Die Einführung der E-Akte ist ein wichtiger Schritt in die richtige Richtung. Um ihren Erfolg abzusichern, muss die Justiz auf bestmögliche digitale Ausstattung und umfassende Schulung ihrer Bediensteten setzen. Ebenso sind die Möglichkeiten des Einsatzes intelligenter Systeme in den Blick zu nehmen.
Die Digitalisierung der Justiz kann nicht ohne die Menschen erfolgen, die in der Justiz tätig sind. Sie müssen mitgenommen werden.
Der LACDJ Sachsen setzt sich dafür ein, sächsische Gerichte bestmöglich digital auszustatten. Die Möglichkeit von Onlineverhandlungen, wie sie § 128a ZPO, § 102a VwGO, § 91 FGO für den Zivil-, Verwaltungs- und Finanzprozess vorsehen, darf nicht nur auf dem Papier bestehen. Onlineprozesse müssen auch praktisch durchführbar sein.
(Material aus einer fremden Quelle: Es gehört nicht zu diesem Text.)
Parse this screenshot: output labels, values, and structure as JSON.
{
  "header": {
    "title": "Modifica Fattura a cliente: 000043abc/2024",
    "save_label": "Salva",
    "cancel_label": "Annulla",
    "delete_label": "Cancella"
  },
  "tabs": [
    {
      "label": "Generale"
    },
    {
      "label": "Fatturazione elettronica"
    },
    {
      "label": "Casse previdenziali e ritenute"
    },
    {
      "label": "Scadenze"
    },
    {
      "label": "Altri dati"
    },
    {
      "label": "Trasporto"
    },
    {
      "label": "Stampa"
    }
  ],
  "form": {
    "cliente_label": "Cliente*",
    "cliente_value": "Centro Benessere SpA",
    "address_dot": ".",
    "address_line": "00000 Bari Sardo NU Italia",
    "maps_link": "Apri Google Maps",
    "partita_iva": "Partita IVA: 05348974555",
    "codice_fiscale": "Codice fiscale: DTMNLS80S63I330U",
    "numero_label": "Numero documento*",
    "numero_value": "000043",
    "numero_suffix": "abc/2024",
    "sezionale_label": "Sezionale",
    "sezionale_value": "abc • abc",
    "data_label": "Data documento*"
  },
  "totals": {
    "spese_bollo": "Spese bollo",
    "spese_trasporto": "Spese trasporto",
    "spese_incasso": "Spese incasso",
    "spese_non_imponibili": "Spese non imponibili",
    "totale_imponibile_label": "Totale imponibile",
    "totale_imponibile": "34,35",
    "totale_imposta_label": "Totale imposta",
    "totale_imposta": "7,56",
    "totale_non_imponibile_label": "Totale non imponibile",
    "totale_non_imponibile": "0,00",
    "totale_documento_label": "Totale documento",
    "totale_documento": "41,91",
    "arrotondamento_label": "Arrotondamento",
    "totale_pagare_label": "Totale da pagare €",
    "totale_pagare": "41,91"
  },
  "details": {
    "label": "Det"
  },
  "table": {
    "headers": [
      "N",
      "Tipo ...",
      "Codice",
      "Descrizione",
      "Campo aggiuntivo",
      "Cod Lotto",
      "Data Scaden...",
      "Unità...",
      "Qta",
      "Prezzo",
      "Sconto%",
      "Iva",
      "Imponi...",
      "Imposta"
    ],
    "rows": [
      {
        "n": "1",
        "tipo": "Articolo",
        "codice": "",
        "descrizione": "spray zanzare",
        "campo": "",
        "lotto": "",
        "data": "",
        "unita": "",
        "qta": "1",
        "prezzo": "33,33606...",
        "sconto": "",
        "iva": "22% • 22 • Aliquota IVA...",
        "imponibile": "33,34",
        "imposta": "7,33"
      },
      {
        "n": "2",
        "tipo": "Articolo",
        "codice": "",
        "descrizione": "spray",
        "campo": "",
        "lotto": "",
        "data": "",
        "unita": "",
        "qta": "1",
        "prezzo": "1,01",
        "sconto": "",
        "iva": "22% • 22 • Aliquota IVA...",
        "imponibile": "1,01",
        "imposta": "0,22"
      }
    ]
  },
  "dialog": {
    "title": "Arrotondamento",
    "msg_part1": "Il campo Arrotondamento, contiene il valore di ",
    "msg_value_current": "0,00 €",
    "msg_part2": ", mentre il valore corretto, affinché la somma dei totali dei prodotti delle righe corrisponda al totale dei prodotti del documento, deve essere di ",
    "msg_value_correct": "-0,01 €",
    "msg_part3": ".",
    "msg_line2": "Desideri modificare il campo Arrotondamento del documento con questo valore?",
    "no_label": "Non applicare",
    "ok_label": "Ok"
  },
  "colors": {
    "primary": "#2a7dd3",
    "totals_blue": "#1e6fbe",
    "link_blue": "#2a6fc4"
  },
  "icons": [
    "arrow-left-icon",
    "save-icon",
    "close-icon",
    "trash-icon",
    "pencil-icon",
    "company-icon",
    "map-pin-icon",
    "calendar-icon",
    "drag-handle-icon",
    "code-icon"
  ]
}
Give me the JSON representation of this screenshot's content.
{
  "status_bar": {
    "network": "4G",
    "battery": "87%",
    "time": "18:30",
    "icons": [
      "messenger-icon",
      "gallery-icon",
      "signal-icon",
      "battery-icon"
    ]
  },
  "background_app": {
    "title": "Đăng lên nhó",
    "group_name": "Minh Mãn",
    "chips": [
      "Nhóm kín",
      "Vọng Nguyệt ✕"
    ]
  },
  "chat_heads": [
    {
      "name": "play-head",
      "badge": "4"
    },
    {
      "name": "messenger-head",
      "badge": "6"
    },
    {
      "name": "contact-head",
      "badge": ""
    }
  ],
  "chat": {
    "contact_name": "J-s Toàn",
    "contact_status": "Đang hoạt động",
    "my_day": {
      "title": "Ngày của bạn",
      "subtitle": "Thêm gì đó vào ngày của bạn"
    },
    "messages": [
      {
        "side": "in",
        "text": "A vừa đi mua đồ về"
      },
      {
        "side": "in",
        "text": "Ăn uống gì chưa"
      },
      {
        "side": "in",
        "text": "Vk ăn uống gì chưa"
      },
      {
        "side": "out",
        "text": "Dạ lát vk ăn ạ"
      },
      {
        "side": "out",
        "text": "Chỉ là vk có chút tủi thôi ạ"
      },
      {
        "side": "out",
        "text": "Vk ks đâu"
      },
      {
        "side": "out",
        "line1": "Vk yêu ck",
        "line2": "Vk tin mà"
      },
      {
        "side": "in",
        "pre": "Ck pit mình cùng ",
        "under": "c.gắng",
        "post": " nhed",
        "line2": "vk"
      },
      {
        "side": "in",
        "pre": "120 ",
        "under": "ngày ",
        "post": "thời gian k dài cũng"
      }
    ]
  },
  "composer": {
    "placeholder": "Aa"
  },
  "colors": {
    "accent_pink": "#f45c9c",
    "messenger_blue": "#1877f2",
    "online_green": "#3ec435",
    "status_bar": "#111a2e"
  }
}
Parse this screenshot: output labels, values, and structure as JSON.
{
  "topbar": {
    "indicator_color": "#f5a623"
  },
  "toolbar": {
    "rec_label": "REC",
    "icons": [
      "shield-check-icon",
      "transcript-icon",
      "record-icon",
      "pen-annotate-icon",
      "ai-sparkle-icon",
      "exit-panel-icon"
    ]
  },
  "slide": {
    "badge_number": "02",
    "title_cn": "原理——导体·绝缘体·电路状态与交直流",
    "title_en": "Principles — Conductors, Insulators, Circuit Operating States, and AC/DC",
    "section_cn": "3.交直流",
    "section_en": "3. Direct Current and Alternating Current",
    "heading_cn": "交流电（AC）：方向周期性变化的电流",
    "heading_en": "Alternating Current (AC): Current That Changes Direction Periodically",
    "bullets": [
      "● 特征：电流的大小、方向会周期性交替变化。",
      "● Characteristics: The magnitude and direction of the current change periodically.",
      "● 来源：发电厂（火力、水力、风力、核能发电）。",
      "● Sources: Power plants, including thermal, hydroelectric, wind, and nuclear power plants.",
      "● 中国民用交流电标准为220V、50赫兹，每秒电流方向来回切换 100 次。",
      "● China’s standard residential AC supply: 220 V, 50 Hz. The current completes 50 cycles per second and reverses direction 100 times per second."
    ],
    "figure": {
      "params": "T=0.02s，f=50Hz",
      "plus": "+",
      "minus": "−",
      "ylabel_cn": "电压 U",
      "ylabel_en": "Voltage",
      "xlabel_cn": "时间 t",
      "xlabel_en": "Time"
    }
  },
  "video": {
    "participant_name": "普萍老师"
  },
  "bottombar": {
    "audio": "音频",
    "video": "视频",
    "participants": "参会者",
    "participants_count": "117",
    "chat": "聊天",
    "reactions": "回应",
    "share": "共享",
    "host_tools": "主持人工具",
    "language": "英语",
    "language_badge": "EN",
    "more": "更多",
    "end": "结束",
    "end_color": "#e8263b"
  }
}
Strafverhandlungen unterliegen Besonderheiten. Die Pflicht zur Wahrheitsfindung geht einher mit der Unmittelbarkeit der Beweisaufnahme. In besonders gelagerten Ausnahmefällen muss es auch im Strafprozess möglich sein, Zeugen und Sachverständige per Bild und Ton der Verhandlung zuzuschalten. Wenn schon jetzt die Vernehmung von Zeugen oder Sachverständigen unter bestimmten Voraussetzungen durch Verlesung von Vernehmungsprotokollen oder schriftlichen Erklärungen ersetzt werden kann (§ 251 Abs. 1, 2 StPO), muss in diesen Fällen erst recht eine Videovernehmung des Zeugen oder Sachverständigen möglich sein. Gleiches gilt im Beweisantragsrecht: Wo ein Antrag auf Vernehmung eines Auslandszeugen (§ 244 Abs. 5 Satz 2 StPO) oder eines unerreichbaren Beweismittels (§ 244 Abs. 3 Satz 3 Nr. 5 StPO) abgelehnt werden kann, muss zum Zwecke der Aufklärung erst recht dessen Onlinevernehmung möglich sein. Ein online der Hauptverhandlung zugeschalteter Zeuge oder Sachverständiger ist immer noch besser als einer, der der Verhandlung nicht oder nur per Verlesung seiner Vernehmungsniederschrift zur Verfügung steht. Der geringere Beweiswert von Online-Aussagen ist bei der Beweiswürdigung zu berücksichtigen.